Bu nedenle Ehl-i Beyt (a.s), genel dil tanıma meseleleri ve Kur’an’ın özel metodu ile ilgili meseleler açısından ayetlerin sınıflandırılmasının gerekliliğini vurgulamış ve bu konuda birçok kılavuzluklarda bulunmuştur. Her durumda, bu yazımızda ayetlerin kısımlarıyla ilgili hadisler hakkında kaydettiğimiz şeyler bu hadislerin bir örneğidir. Yoksa ayetlerin sınıfları ve özellikle bu sınıfların her biriyle ilgili Ehl-i Beyt'in sözlerinde geçen örnek ve uygulamalar hakkındaki kılavuzluklarını bir araya toplamak için tek başına geniş çapta bir araştırmaya gerek vardır. [6]

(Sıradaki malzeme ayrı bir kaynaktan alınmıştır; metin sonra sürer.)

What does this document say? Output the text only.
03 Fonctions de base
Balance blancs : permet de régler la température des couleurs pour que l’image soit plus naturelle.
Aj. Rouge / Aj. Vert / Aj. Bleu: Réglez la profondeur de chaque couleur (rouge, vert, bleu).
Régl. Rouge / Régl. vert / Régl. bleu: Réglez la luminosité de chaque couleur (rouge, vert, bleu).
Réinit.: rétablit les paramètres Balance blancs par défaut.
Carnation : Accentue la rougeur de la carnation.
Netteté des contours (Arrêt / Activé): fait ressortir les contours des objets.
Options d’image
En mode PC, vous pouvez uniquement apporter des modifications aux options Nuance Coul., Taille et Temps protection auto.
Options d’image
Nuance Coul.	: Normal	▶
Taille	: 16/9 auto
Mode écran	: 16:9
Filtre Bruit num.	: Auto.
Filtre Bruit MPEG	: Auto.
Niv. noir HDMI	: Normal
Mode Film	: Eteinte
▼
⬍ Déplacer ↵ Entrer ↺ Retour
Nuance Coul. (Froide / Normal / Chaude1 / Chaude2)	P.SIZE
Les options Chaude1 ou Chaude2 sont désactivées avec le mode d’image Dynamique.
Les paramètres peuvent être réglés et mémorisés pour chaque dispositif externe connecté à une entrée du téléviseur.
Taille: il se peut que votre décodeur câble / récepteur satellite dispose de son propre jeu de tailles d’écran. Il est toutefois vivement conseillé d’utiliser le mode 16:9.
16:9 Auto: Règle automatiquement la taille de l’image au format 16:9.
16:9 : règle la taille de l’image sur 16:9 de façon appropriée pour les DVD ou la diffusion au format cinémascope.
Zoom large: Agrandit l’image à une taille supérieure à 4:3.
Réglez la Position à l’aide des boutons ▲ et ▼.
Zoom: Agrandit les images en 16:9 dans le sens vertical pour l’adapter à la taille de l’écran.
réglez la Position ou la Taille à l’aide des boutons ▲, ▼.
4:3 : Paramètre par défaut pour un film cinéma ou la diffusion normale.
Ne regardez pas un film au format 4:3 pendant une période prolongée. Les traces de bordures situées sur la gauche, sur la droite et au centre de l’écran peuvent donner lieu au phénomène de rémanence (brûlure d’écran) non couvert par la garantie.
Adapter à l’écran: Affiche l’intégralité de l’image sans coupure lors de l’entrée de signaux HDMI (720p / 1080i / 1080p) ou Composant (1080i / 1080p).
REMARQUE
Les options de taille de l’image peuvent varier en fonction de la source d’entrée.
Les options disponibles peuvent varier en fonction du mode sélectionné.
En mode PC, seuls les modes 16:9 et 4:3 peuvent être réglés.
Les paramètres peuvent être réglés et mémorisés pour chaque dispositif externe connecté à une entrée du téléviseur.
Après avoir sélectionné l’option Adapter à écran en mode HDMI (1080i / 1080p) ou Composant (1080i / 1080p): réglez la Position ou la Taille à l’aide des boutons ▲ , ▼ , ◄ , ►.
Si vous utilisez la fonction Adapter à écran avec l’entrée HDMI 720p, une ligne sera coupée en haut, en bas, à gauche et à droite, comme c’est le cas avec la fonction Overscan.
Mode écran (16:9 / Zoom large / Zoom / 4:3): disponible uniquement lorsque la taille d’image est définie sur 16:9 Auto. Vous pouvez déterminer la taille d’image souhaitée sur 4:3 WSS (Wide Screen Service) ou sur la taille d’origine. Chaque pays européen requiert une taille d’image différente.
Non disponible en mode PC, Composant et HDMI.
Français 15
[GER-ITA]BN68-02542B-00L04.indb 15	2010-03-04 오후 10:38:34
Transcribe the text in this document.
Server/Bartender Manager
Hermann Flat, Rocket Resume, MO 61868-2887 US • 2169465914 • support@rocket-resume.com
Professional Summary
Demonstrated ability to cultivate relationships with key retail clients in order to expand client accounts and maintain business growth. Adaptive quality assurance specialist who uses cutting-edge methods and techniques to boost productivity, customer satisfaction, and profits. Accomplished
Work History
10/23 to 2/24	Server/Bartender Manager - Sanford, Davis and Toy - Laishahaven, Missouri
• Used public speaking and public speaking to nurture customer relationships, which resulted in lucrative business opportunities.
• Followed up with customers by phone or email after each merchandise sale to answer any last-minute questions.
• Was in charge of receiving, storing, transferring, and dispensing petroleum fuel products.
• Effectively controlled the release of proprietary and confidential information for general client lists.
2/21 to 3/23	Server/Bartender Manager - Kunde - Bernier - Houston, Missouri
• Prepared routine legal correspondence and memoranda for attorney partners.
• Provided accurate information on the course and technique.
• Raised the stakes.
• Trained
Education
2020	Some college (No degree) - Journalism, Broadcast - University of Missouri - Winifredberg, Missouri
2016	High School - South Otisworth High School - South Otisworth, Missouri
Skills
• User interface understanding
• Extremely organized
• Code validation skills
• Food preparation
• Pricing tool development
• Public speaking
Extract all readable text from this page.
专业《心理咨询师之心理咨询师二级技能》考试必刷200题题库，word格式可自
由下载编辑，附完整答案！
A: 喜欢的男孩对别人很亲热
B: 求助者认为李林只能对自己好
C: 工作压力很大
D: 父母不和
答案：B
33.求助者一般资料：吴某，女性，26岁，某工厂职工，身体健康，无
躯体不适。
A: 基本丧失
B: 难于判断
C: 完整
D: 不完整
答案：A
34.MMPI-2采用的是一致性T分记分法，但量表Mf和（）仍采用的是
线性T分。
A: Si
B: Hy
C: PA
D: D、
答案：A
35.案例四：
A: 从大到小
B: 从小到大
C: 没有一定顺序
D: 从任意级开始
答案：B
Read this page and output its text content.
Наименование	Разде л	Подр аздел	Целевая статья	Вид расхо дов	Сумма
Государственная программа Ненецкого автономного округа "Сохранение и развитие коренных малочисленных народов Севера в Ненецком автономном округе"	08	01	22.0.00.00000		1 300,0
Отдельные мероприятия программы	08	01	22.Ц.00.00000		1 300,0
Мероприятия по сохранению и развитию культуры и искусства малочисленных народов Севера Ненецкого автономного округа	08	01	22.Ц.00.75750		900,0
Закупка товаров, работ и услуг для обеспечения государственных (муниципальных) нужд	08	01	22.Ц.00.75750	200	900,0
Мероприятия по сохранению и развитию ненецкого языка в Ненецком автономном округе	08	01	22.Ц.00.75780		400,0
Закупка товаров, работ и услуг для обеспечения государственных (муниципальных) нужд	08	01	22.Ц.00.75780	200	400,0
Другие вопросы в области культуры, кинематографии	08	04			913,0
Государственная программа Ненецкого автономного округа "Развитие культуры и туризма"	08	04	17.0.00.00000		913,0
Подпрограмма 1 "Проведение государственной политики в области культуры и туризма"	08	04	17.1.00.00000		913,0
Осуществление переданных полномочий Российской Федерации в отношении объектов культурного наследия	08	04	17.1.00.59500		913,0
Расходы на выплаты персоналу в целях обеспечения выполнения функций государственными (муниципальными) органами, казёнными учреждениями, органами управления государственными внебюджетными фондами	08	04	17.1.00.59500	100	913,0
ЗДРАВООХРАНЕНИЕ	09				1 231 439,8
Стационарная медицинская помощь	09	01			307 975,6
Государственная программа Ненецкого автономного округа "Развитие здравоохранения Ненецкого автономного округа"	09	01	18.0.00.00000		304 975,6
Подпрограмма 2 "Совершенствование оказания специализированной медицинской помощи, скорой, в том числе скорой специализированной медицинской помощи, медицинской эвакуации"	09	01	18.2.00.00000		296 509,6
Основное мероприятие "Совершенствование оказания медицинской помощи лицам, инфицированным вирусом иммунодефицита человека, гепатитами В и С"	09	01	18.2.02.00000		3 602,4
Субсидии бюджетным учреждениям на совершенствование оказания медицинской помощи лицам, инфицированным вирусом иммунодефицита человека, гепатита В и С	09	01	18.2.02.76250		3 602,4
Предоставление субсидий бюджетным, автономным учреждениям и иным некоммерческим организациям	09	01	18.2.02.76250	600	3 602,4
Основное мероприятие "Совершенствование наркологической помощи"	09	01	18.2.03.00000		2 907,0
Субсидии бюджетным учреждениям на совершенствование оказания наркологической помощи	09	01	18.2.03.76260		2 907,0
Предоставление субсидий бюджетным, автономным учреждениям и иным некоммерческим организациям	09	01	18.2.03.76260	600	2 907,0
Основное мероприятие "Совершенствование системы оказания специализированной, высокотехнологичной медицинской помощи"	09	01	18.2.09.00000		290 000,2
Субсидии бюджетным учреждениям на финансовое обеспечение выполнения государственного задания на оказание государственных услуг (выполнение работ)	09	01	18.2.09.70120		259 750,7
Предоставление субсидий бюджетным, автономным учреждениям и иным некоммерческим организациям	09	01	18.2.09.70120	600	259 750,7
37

Gerçekte bu gibi hadisler, bazılarının halk arasındaki kavramıyla, "Kur’an ilimleri" diye tanımladıkları ilim hakkında inceleme yapmak isteyenler için bir meşale konumundadır. İslam âlimleri bunları ele almış ve Kur’an ilimleriyle ilgili birtakım eserler sunmuşlardır.

Tefsir İlmi

Ehl-i Beyt'in (a.s), temelini atmada başrolü üstlendiği Kur’an ilimlerinden bir diğeri de tefsir ilmidir. İmam Ali (a.s) ve diğer Ehl-i Beyt İmamları (a.s) Kur’an öğretilerini yaymak için oldukça fazla çaba harcayıp, öğrenciler yetiştiren Abdullah b. Abbas, (ö. 68 h), Said b. Cubeyr (ö. 94/95 h), Cabir b. Yezid-i Cu'fî (ö. 127 h), Ebu Hamza Sumalî (ö.150 h), Eban b. Teğlib (ö. 141 h), Ebu Basir Yahya b. Kasım el-Esedî (ö. 148 h), Hüseyin b. Said, Ali b. Esbat, Ali b. Mehziyar, Fazl b. Şazan gibi müfessirler yetiştirerek bu ilimlerin halk arasında yayılması için doğru bir temel atmışlardır.

Sealebî ve Kurtubî kendi tefsirlerinde İbn-i Atiyye'den şöyle rivayet etmişlerdir: Müfessirlerin başı ve onlar arasında onaylanan kimse Ali b. Ebu Talip'tir. Ondan sonra kendini bu ilme adayıp onu zirveye ulaştıran, Abdullah b. Abbas yer almaktadır. Mücahid ve Said b. Cubeyr gibi âlimler de onu takip etmişlerdir… [7]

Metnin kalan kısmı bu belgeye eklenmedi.